Dynamiczna pogoda, halny, łamiące się buki na szczytach Polic, szalone śpiewy szarańczaków ukrytych w trawach mocno dojrzałych łąk, wczesnojesienność buczyny, trochę prawdziwków i opór rydzów w pobliskich lasach, diaboł na niebie, piasek w pierogach z karcmy, niespodziewana wstęgówka, szum potoku w tle, wyborne towarzystwo i dobry nastrój. A zdjęcia, jak zwykle, przypadkowe.
sierpień/ wrzesień, tu i tam
…”wszędzie jest dobrze, gdzie nas nie ma”.
Kropka, jak niejedna z Nich, miała w zwyczaju sygnalizować chęć opuszczenia domostwa drapaniem w futrynę. Po osiągnięciu wolności pędziła do tej drugiej. Ulokowanej na przestrzał, zgodnie z architekturą starych chałup. Od zadku domu strony powtarzała zaklęcie. Po chwili była wewnątrz. Rytuał był mocno powtarzalny…

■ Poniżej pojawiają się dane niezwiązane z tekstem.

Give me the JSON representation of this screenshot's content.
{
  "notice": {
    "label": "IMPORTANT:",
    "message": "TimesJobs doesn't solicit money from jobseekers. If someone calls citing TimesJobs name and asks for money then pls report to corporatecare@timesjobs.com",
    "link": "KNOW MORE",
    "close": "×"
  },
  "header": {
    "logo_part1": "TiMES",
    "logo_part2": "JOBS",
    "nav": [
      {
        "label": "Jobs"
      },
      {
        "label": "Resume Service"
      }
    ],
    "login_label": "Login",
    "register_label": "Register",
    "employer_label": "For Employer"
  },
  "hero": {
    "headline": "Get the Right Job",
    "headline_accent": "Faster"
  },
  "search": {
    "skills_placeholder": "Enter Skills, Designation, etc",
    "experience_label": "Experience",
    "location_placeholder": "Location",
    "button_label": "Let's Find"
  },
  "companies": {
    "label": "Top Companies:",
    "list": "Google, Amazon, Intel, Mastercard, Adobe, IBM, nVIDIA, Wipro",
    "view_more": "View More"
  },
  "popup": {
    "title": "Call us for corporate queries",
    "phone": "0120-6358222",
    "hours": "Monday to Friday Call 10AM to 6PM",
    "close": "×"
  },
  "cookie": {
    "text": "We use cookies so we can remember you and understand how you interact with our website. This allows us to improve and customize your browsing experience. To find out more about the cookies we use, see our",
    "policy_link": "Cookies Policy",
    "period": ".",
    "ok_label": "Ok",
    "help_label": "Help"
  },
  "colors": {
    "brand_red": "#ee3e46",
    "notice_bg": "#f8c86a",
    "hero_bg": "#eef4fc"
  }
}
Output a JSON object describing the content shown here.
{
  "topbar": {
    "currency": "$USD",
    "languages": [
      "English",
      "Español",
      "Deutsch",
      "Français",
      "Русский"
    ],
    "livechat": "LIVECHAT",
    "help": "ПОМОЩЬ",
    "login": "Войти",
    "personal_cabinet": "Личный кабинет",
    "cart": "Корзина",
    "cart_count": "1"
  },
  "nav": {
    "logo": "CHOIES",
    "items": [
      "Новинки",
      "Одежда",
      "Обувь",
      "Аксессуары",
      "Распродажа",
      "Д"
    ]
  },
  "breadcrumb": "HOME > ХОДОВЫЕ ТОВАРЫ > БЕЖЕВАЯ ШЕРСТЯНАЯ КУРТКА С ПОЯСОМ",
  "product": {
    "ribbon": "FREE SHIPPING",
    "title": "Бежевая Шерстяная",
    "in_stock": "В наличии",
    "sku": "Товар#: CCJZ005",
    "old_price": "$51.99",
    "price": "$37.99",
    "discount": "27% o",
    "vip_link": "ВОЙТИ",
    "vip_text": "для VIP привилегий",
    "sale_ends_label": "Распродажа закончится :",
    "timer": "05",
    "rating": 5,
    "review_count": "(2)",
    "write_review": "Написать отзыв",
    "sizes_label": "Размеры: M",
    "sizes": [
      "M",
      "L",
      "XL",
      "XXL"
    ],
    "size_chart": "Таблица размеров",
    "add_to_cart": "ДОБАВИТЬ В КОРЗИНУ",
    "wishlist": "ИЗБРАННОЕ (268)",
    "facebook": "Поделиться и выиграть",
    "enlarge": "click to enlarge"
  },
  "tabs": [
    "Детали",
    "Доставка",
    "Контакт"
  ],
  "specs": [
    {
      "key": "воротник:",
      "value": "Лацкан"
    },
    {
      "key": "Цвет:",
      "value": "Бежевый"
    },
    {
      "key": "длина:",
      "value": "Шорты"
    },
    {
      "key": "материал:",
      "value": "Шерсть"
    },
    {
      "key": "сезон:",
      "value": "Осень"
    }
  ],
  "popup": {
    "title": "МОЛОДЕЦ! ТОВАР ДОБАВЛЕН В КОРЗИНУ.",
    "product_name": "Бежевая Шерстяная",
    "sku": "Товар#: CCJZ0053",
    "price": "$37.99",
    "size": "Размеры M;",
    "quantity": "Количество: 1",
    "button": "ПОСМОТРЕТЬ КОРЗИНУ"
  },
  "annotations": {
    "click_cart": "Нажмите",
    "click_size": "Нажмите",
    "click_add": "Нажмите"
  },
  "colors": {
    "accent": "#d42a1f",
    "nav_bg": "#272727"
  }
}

Od jakiegoś czasu fotografowanie wakacyjne nie sprawdza się u mnie. Wypoczywam wtedy, raczej czynnie niż biernie, więc o świcie i zmierzchu odpadam z zawodów. Wolę krótkie wypady celowane. Tych w tym sezonie jak na lekarstwo, z powodów wiadomych. Pozostaje więc katowicka fotografia okołodomowa, choć lixusopodobny ryj jest z Zakopca a zgrzypik i czerwończyk ze Stobrawskiego Parku Krajobrazowego. Reasumując makrofotograficzne konkluzje wakacyjne… nie mam syndromu Kropki.
16-17.07.2020, Słowiński Park Narodowy
Chodził ten chrabąszcz za mną od lat. Bo najstrojniejszy z naszych chrabąszczy i największy. Na Śląsku Górnym, bardziej w zagłębiowie, spotykałem okazjonalnie szczątki… Jest więc dziewczyna nadmorska. Choć u Melolonthinae chłopak jest atrakcyjniejszy wizualnie, nie czekam na więcej.